A practical range that works well for most runs:
Minimum (still meaningful): \(\text{n}_{\max} = 200\,000\)
Default / recommended: \(\text{n}_{\max} = 2\,000\,000\)
Comfortable upper range on typical laptops (varies): \(\text{n}_{\max} = 10\,000\,000\)
Above ~\(\text{n}_{\max} = 30\,000\,000\): expect noticeably higher runtime (and potentially memory pressure), depending on the machine and sieve implementation.
Summary¶
We compute the prime-counting function \(\pi(x)\) up to \(\text{n}_{\max}=2\,000\,000\) and compare it to the smooth baseline \(x/\log(x)\) on the same range.
Key observations¶
The baseline \(x/\log(x)\) tracks the overall growth of \(\pi(x)\) but underestimates it on this range.
The error curve \(\pi(x)-x/\log(x)\) is positive and grows to about \(11\,084\) at \(x=2\,000\,000\).
Interpretation¶
This is exactly the kind of behavior the PNT suggests: \(\pi(x)\) is “close to” \(x/\log(x)\) in a relative sense, but the absolute difference can still be large on finite ranges.
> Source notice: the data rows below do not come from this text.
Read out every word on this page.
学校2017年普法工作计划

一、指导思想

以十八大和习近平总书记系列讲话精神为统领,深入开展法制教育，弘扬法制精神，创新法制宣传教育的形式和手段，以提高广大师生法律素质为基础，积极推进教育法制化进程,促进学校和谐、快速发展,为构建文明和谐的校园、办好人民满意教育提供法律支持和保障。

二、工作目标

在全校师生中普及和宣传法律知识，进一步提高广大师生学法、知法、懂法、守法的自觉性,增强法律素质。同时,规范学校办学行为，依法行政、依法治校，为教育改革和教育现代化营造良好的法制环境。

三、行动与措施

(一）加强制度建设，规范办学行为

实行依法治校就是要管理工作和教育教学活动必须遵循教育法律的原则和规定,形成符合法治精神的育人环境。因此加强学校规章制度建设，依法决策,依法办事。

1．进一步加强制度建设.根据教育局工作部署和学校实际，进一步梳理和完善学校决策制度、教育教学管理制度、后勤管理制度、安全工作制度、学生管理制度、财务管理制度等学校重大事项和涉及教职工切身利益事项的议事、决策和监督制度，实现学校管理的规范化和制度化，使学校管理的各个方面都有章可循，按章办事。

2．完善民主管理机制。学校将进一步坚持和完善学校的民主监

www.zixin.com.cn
The plots are therefore best read as finite-range behavior rather than as a direct numerical validation of the asymptotic statement.
Caveats¶
The PNT statement is asymptotic: do not treat any single finite-range plot as proof.
Visualization choices (sampling density, line smoothing, axis scaling) can make convergence look better or worse than it is.
For better baselines on moderate ranges, comparing to \(\mathrm{Li}(x)\) is often more informative (see the related experiment).